Le Secrétaire général de l’ONU António Guterres // Source : Photo ONU / Manuel Elías

C’est pourquoi le secrétaire général de l’ONU a annoncé il y a quelques jours la création d’un organisme consultatif dédié à l’IA : pour l’ONU, c’est une étape importante dans ses efforts de résolution des problèmes de gouvernance internationale de l’IA. Cet organisme est composé d’« experts gouvernementaux, du secteur privé, de la communauté scientifique, de la société civile et du monde universitaire ». L’un des objectifs de cet organisme est justement de « bâtir un consensus scientifique mondial sur les risques et les défis » de l’IA. Cet organisme n’a donc pas la même forme que le GIEC, mais s’en rapproche sur certains points.

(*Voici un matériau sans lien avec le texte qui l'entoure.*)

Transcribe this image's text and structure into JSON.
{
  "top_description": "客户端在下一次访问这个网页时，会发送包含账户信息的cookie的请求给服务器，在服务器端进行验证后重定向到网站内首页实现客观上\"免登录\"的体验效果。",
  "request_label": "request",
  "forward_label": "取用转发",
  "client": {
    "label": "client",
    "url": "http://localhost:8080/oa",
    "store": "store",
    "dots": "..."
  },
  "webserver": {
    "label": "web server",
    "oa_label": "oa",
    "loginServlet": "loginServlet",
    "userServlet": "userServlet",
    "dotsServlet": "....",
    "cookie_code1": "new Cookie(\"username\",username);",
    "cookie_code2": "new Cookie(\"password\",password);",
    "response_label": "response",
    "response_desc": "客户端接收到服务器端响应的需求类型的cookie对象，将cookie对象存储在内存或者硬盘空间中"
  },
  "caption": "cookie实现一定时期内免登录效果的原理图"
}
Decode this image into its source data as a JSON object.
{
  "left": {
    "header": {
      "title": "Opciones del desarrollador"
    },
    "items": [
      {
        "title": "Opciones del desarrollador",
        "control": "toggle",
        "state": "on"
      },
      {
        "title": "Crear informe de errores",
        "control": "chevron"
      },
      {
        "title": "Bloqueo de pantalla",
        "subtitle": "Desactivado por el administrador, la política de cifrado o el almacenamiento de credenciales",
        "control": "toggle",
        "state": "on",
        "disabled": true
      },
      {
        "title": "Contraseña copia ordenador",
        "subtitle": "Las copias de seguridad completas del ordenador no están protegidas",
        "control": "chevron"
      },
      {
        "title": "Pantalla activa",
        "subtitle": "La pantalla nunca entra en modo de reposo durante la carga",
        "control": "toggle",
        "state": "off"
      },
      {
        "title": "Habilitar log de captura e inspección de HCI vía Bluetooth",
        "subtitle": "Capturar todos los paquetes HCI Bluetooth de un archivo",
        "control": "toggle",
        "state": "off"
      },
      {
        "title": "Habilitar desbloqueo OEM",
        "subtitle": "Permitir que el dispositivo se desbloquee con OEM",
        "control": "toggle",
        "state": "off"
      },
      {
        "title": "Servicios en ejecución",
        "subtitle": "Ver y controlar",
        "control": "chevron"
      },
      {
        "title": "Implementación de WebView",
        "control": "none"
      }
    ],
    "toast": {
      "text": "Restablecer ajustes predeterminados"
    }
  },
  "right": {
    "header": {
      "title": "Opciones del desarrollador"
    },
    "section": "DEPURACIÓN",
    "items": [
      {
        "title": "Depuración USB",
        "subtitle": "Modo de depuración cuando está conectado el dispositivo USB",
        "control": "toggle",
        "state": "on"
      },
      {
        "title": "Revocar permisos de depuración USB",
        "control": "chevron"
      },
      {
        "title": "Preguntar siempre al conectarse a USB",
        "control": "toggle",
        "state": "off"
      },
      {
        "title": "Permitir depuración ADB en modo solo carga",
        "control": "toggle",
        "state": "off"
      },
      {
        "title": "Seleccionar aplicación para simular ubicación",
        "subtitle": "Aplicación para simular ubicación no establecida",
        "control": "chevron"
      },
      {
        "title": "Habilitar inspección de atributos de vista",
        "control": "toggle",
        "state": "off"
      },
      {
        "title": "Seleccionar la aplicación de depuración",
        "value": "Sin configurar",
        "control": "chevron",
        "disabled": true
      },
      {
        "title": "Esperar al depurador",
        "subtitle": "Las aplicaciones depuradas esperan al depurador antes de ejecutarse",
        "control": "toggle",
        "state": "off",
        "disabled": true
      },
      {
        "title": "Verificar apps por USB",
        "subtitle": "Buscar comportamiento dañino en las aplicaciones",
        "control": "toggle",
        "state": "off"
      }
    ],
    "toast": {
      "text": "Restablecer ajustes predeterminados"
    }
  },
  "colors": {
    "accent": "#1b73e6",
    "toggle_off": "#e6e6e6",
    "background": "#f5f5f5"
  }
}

Un calendrier a d’ores et déjà été révélé : le comité publiera des recommandations préliminaires cette année, avant des recommandations finales pour l’été 2024. Le but : être prêt pour le Sommet de l’avenir en septembre 2024, mais également pour le prochain sommet international dédié à l’IA.

Un prochain sommet de l’IA dès l’année prochaine, en France

Dans un communiqué du ministère de l’Économie, on apprend que la France accueillera le prochain Sommet sur la sécurité de l’intelligence artificielle, qui aura lieu à Paris en 2024. Mais avant, un mini-sommet virtuel sera organisé dans six mois par la Corée du Sud. De quoi préparer le « vrai » sommet français.

L’objectif de ce futur sommet sera d’intensifier et d’élargir la coopération autour de l’IA suite à cette déclaration. On peut imaginer que d’autres pays pourraient se joindre, si ce premier bilan d’étape, au Royaume-Uni, s’est montré suffisamment concluant.